Am I missing something, is there something else to the R that makes it that bad on the street? I daily rode a 999s and before that a 916, so poor slow speed handling and terrible low rpm fuel mapping are things I'm use to.
The most notable thing is the stiffer suspension with different valving that makes riding at normal street speeds a jarring experience. I dont know the details of the pani but I owned a 1098R and besides all of the exotic internals it had a different valve adjustment method that required special tools, and a different clutch that could be finicky on the road. I rode my 1098R on the street a couple of times (once up pikes peak) and the experience was the best and the worst of riding a sport bike: Rock solid in the corners and at speed with an engine that was so good you could almost weep over the wonder of it - and still, a ride that if not careful could jar you so hard you could loose teeth or suffer a spinal injury and a riding position that made you contort in very unnatural ways just to see traffic around you.

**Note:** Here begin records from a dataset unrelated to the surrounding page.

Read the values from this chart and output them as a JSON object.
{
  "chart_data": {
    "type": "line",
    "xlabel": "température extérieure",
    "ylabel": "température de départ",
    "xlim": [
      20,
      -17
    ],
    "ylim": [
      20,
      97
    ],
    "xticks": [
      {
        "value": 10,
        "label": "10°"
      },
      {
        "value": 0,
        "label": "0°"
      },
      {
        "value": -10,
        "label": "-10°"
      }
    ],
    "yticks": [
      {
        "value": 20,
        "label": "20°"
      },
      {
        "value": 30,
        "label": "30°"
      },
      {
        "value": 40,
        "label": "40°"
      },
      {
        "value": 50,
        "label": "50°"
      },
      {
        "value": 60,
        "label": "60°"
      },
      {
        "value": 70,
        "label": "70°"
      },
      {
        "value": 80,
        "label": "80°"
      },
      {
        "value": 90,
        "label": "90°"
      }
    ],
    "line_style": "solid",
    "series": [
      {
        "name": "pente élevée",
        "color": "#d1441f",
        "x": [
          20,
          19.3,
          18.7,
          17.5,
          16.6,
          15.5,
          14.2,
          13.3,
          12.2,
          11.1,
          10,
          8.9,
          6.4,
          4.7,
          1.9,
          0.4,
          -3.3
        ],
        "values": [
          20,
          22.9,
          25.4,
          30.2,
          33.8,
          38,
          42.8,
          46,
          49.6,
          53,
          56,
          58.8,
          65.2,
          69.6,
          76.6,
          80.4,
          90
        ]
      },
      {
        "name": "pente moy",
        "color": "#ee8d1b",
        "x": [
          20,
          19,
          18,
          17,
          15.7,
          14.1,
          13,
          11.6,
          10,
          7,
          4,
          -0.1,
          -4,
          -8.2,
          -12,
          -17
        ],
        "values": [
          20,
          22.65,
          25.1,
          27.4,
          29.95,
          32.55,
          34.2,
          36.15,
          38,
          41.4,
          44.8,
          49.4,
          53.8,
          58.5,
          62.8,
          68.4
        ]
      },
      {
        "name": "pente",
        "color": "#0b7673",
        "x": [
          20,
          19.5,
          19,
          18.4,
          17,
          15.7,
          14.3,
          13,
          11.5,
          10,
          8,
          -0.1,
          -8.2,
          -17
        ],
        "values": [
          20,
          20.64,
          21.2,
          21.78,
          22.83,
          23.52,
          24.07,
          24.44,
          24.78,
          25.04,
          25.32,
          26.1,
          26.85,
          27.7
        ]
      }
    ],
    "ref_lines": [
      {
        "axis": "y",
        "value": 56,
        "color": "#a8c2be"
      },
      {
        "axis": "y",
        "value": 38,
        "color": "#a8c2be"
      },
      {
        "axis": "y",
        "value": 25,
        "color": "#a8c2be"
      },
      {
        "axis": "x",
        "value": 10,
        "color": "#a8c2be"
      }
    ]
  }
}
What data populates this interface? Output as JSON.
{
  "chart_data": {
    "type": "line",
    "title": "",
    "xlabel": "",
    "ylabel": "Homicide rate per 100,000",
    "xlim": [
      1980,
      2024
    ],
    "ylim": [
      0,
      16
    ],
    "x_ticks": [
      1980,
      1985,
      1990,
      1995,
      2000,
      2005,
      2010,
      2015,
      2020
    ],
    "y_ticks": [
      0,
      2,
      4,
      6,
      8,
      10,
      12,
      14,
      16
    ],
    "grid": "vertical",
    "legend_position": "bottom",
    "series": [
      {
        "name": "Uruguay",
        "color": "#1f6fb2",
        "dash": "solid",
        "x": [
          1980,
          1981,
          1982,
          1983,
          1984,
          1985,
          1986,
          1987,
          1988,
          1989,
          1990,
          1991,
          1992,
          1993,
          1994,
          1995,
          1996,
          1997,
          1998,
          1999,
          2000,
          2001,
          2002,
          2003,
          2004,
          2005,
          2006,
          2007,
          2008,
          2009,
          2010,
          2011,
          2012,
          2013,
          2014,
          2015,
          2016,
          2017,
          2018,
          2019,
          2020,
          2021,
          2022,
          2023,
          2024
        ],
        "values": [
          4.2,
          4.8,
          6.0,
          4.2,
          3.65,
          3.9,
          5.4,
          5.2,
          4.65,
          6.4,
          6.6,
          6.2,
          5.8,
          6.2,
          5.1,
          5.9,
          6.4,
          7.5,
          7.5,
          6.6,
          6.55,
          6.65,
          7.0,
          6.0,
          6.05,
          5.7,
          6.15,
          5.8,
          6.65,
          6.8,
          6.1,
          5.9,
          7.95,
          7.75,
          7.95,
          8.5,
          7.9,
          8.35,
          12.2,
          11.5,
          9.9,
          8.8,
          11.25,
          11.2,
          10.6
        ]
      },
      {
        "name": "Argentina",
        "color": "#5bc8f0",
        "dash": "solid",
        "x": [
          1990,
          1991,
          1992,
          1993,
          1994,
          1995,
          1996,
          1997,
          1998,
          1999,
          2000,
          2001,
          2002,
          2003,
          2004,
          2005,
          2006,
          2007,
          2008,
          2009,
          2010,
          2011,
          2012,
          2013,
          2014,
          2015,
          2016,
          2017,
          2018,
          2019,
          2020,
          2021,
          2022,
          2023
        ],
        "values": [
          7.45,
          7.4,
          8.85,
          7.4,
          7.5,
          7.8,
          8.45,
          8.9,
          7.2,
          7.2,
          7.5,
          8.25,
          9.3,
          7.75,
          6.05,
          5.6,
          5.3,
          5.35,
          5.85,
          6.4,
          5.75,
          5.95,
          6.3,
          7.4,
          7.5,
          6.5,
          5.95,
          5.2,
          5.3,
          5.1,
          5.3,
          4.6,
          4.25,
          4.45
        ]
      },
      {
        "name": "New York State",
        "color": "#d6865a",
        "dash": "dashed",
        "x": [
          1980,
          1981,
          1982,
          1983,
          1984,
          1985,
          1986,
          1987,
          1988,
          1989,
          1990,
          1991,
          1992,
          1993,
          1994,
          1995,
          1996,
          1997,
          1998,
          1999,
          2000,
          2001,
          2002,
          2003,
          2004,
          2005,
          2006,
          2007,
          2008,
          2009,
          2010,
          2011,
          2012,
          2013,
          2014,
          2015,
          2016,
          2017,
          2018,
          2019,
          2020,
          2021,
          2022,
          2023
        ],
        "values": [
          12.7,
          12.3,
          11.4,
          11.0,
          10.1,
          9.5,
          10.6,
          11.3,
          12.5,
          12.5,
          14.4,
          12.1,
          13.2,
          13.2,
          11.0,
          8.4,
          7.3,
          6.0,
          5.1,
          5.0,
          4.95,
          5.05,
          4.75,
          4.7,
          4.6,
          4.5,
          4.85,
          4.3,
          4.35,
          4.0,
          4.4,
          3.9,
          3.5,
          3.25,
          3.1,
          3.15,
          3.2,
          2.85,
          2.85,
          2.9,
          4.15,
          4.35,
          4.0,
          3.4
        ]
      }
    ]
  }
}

I bought a Panigale tricolre and I called the dealer immediately upon arriving home from picking it up new and had them come get it. From that day on I've not been too interested in the development of the Pani through the years. So I cant say that I know the details of the R - But before you buy one you should research the differences - you might be surprised. ( most people - even ducati people dont know all the details of the R bikes, they are generally pretty special)

I know that the 999 is worlds more comfortable to ride than the 916 - IMO you'll be taking a step backwards in comfort with a Panigale.